Liderança indígena, Rodríguez está percorrendo vários países da América Latina nas duas últimas semanas para denunciar o golpe na Bolívia. Para ele, elementos nacionais e internacionais devem ser analisados conjuntamente para se compreender a conjuntura do país.

“Primeiro, [o golpe] nasce como uma demanda local, porque talvez nunca se resolveu a questão de classe social na Bolívia. Ou seja, há uma cisão entre um setor da oligarquia boliviana, que de alguma maneira perdeu seu privilégio ao deixar a estrutura do Estado, e os operários, os camponeses, os indígenas, os trabalhadores, que haviam chegado ao governo”, relembra, ao citar a primeira eleição de Morales, em 2005.

“A oligarquia boliviana sentiu que perdeu um espaço de poder. No governo, tentamos articular, criar pontes, mas hoje nos damos conta que não foi suficiente. Havia uma oligarquia, um setor conservador que estava esperando há muito tempo e, quando viu a oportunidade, reagiu e deu o golpe de Estado”, relata.

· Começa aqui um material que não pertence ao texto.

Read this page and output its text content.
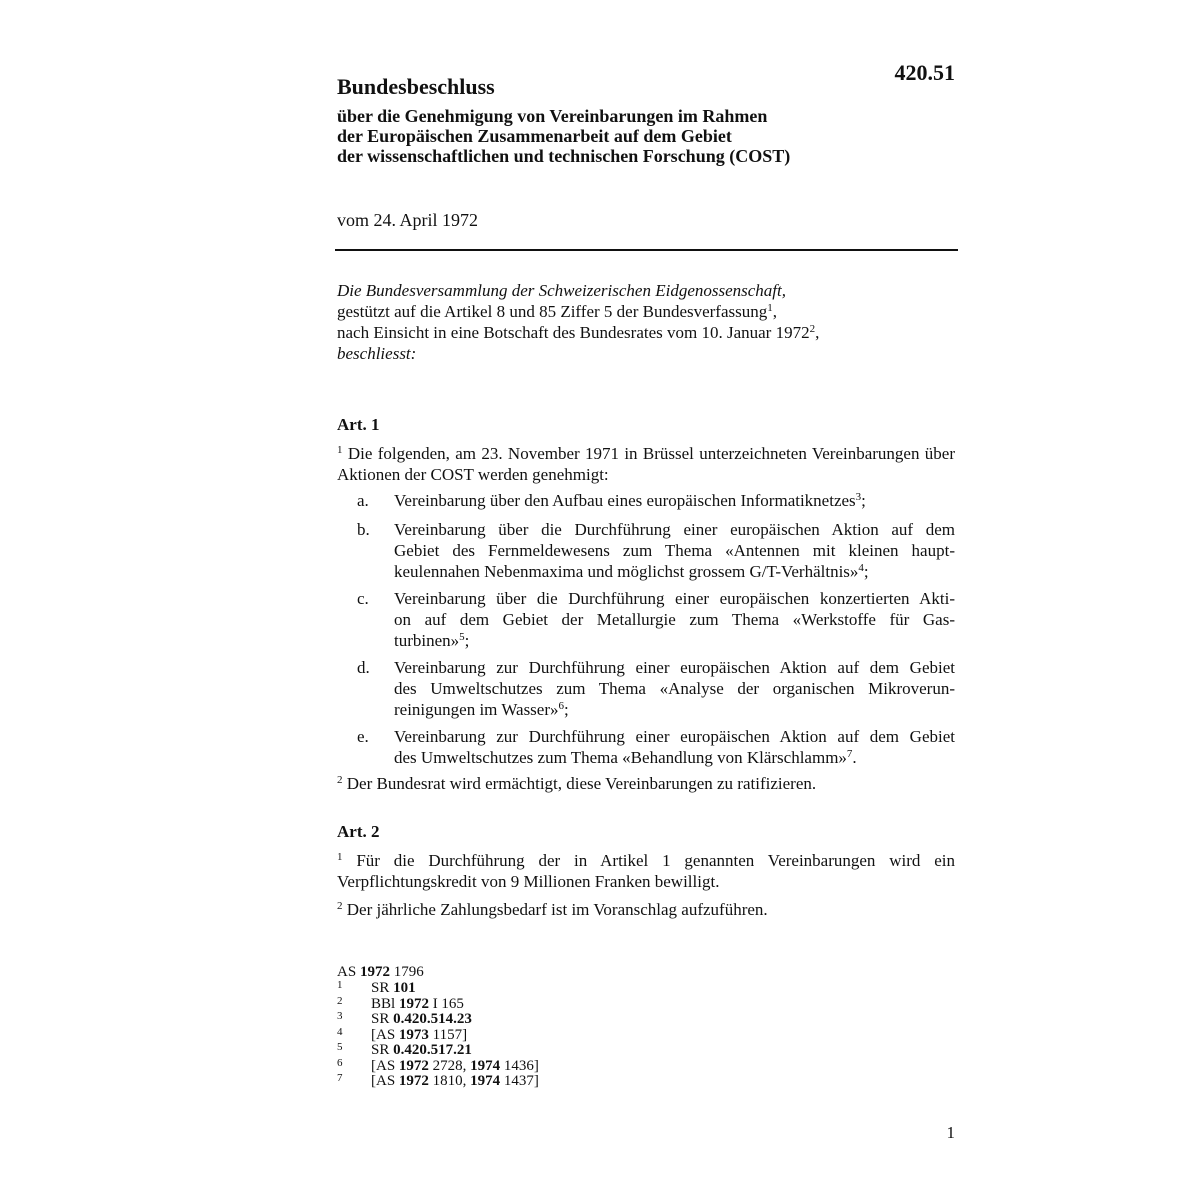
420.51
Bundesbeschluss
über die Genehmigung von Vereinbarungen im Rahmen
der Europäischen Zusammenarbeit auf dem Gebiet
der wissenschaftlichen und technischen Forschung (COST)
vom 24. April 1972
Die Bundesversammlung der Schweizerischen Eidgenossenschaft,
gestützt auf die Artikel 8 und 85 Ziffer 5 der Bundesverfassung$^1$,
nach Einsicht in eine Botschaft des Bundesrates vom 10. Januar 1972$^2$,
beschliesst:
Art. 1
$^1$ Die folgenden, am 23. November 1971 in Brüssel unterzeichneten Vereinbarungen über Aktionen der COST werden genehmigt:
a.	Vereinbarung über den Aufbau eines europäischen Informatiknetzes$^3$;
b.	Vereinbarung über die Durchführung einer europäischen Aktion auf dem
Gebiet des Fernmeldewesens zum Thema «Antennen mit kleinen haupt-
keulennahen Nebenmaxima und möglichst grossem G/T-Verhältnis»$^4$;
c.	Vereinbarung über die Durchführung einer europäischen konzertierten Akti-
on auf dem Gebiet der Metallurgie zum Thema «Werkstoffe für Gas-
turbinen»$^5$;
d.	Vereinbarung zur Durchführung einer europäischen Aktion auf dem Gebiet
des Umweltschutzes zum Thema «Analyse der organischen Mikroverun-
reinigungen im Wasser»$^6$;
e.	Vereinbarung zur Durchführung einer europäischen Aktion auf dem Gebiet
des Umweltschutzes zum Thema «Behandlung von Klärschlamm»$^7$.
$^2$ Der Bundesrat wird ermächtigt, diese Vereinbarungen zu ratifizieren.
Art. 2
$^1$ Für die Durchführung der in Artikel 1 genannten Vereinbarungen wird ein Verpflichtungskredit von 9 Millionen Franken bewilligt.
$^2$ Der jährliche Zahlungsbedarf ist im Voranschlag aufzuführen.
AS 1972 1796
1 SR 101
2 BBl 1972 I 165
3 SR 0.420.514.23
4 [AS 1973 1157]
5 SR 0.420.517.21
6 [AS 1972 2728, 1974 1436]
7 [AS 1972 1810, 1974 1437]
1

O ex-chanceler interpreta que a renúncia de Morales é resultado da atuação orquestrada de diferentes atores. “Participou a direita boliviana, extremista, fascista. Participou a polícia nacional, que fez a diferença. Participaram as Forças Armadas. E participaram também atores internacionais, neste caso, a OEA [Organização dos Estados Americanos]”.

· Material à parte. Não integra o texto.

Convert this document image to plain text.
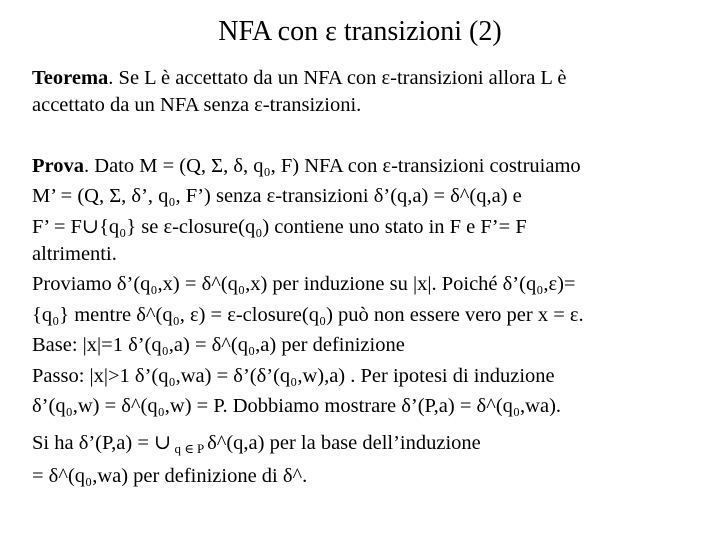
NFA con ε transizioni (2)
Teorema. Se L è accettato da un NFA con ε-transizioni allora L è
accettato da un NFA senza ε-transizioni.
Prova. Dato M = (Q, Σ, δ, q₀, F) NFA con ε-transizioni costruiamo
M’ = (Q, Σ, δ’, q₀, F’) senza ε-transizioni δ’(q,a) = δ^(q,a) e
F’ = F∪{q₀} se ε-closure(q₀) contiene uno stato in F e F’= F
altrimenti.
Proviamo δ’(q₀,x) = δ^(q₀,x) per induzione su |x|. Poiché δ’(q₀,ε)=
{q₀} mentre δ^(q₀, ε) = ε-closure(q₀) può non essere vero per x = ε.
Base: |x|=1 δ’(q₀,a) = δ^(q₀,a) per definizione
Passo: |x|>1 δ’(q₀,wa) = δ’(δ’(q₀,w),a) . Per ipotesi di induzione
δ’(q₀,w) = δ^(q₀,w) = P. Dobbiamo mostrare δ’(P,a) = δ^(q₀,wa).
Si ha δ’(P,a) = ∪ $_{q \in P}$ δ^(q,a) per la base dell’induzione
= δ^(q₀,wa) per definizione di δ^.
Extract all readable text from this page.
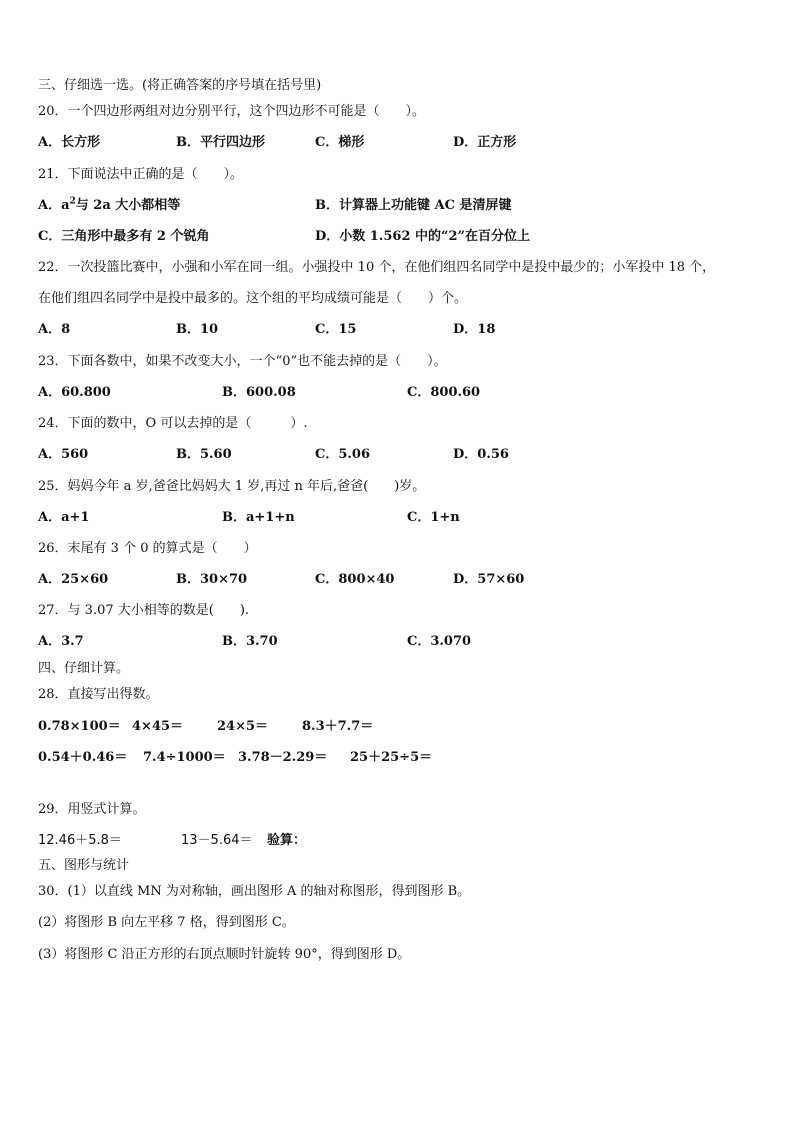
三、仔细选一选。(将正确答案的序号填在括号里)
20．一个四边形两组对边分别平行，这个四边形不可能是（　　）。
A．长方形	B．平行四边形	C．梯形	D．正方形
21．下面说法中正确的是（　　）。
A．$a^2$与 2a 大小都相等	B．计算器上功能键 AC 是清屏键
C．三角形中最多有 2 个锐角	D．小数 1.562 中的“2”在百分位上
22．一次投篮比赛中，小强和小军在同一组。小强投中 10 个，在他们组四名同学中是投中最少的；小军投中 18 个，
在他们组四名同学中是投中最多的。这个组的平均成绩可能是（　　）个。
A．8	B．10	C．15	D．18
23．下面各数中，如果不改变大小，一个“0”也不能去掉的是（　　）。
A．60.800	B．600.08	C．800.60
24．下面的数中，O 可以去掉的是（　　　）.
A．560	B．5.60	C．5.06	D．0.56
25．妈妈今年 a 岁,爸爸比妈妈大 1 岁,再过 n 年后,爸爸(　　)岁。
A．a+1	B．a+1+n	C．1+n
26．末尾有 3 个 0 的算式是（　　）
A．25×60	B．30×70	C．800×40	D．57×60
27．与 3.07 大小相等的数是(　　).
A．3.7	B．3.70	C．3.070
四、仔细计算。
28．直接写出得数。
0.78×100＝ 4×45＝	24×5＝	8.3＋7.7＝
0.54＋0.46＝ 7.4÷1000＝ 3.78－2.29＝ 25＋25÷5＝
29．用竖式计算。
12.46＋5.8＝	13－5.64＝ 验算：
五、图形与统计
30．(1）以直线 MN 为对称轴，画出图形 A 的轴对称图形，得到图形 B。
(2）将图形 B 向左平移 7 格，得到图形 C。
(3）将图形 C 沿正方形的右顶点顺时针旋转 90°，得到图形 D。
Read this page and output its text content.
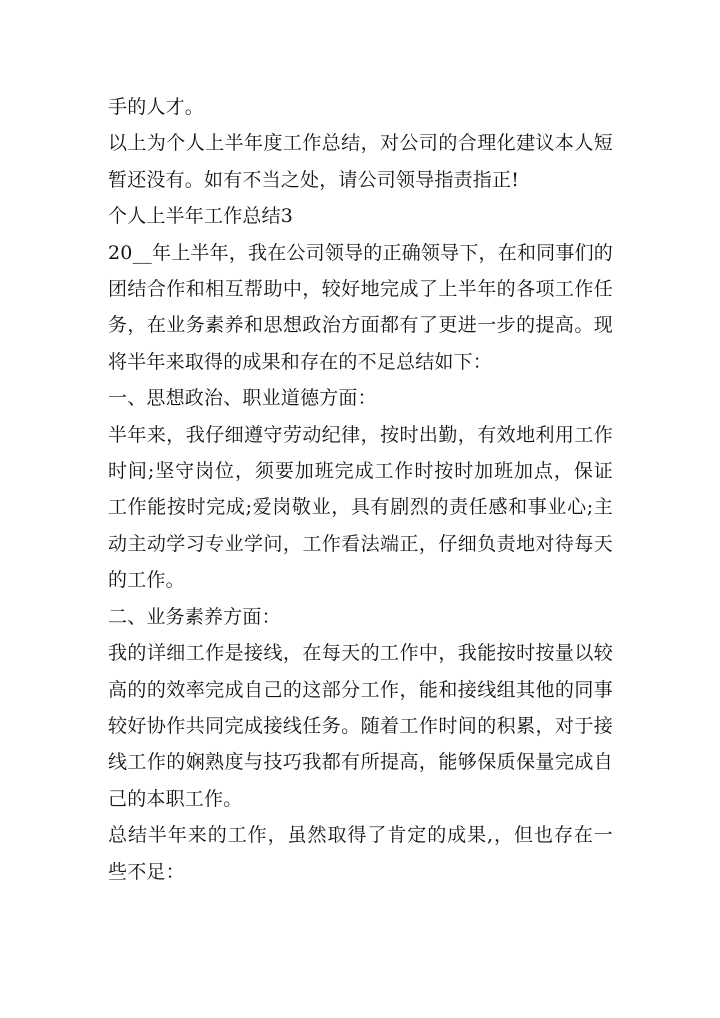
手的人才。

以上为个人上半年度工作总结，对公司的合理化建议本人短暂还没有。如有不当之处，请公司领导指责指正!

个人上半年工作总结3

20__年上半年，我在公司领导的正确领导下，在和同事们的团结合作和相互帮助中，较好地完成了上半年的各项工作任务，在业务素养和思想政治方面都有了更进一步的提高。现将半年来取得的成果和存在的不足总结如下：

一、思想政治、职业道德方面：

半年来，我仔细遵守劳动纪律，按时出勤，有效地利用工作时间;坚守岗位，须要加班完成工作时按时加班加点，保证工作能按时完成;爱岗敬业，具有剧烈的责任感和事业心;主动主动学习专业学问，工作看法端正，仔细负责地对待每天的工作。

二、业务素养方面：

我的详细工作是接线，在每天的工作中，我能按时按量以较高的的效率完成自己的这部分工作，能和接线组其他的同事较好协作共同完成接线任务。随着工作时间的积累，对于接线工作的娴熟度与技巧我都有所提高，能够保质保量完成自己的本职工作。

总结半年来的工作，虽然取得了肯定的成果,，但也存在一些不足：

Captura de video Brasil de Fato

De 2011 a 2018, antes de assumir o Ministério das Relações Exteriores, Rodríguez foi embaixador da Bolívia na OEA. Ele critica a atuação da entidade no processo de auditoria dos votos da última eleição presidencial.

“Foi um papel nefasto [desempenhado pela OEA]. A auditoria em si era positiva, mas a forma como se manipulou essa auditoria para favorecer alguns setores não foi correta. Ao selecionar a amostragem, a OEA selecionou as atas onde o MAS obteve mais votos, e disse que essa tendência colocava em dúvida o processo”, explica. “Há regiões em que cerca de 100% dos eleitores votam por Morales, e não se pode anular a eleição por isso. Eu acho que faltou a precisão técnica, que requer um trabalho profissional, por motivações políticas”.

Parênteses

Sobre as perspectivas para a retomada da democracia na Bolívia, o ex-chanceler aposta na solidariedade internacional e mantém o otimismo.

“Este é um tempo conjuntural, um momento em que se abrem parênteses nos avanços que a Bolívia teve na área de relações internacionais”, pondera. “Mas acredito que, quando terminem as eleições e haja um novo governo, as relações internacionais da Bolívia estarão no mesmo ponto que havíamos deixado, com capacidade de dialogar de igual para igual com qualquer país do mundo, com capacidade de posicionar a Bolívia na dinâmica internacional”, completa.

Rodríguez deixa o Brasil na manhã desta quarta-feira (27) satisfeito com o resultado da visita. Sobre o ex-presidente Lula, afirma tê-lo encontrado “mais magro” do que antes, mas “extremamente bem informado sobre o que acontece na Bolívia e na América Latina”. Além de Lula, o líder indígena também se reuniu com Fernando Haddad (PT), ex-ministro da Educação e candidato nas eleições presidenciais brasileiras de 2018.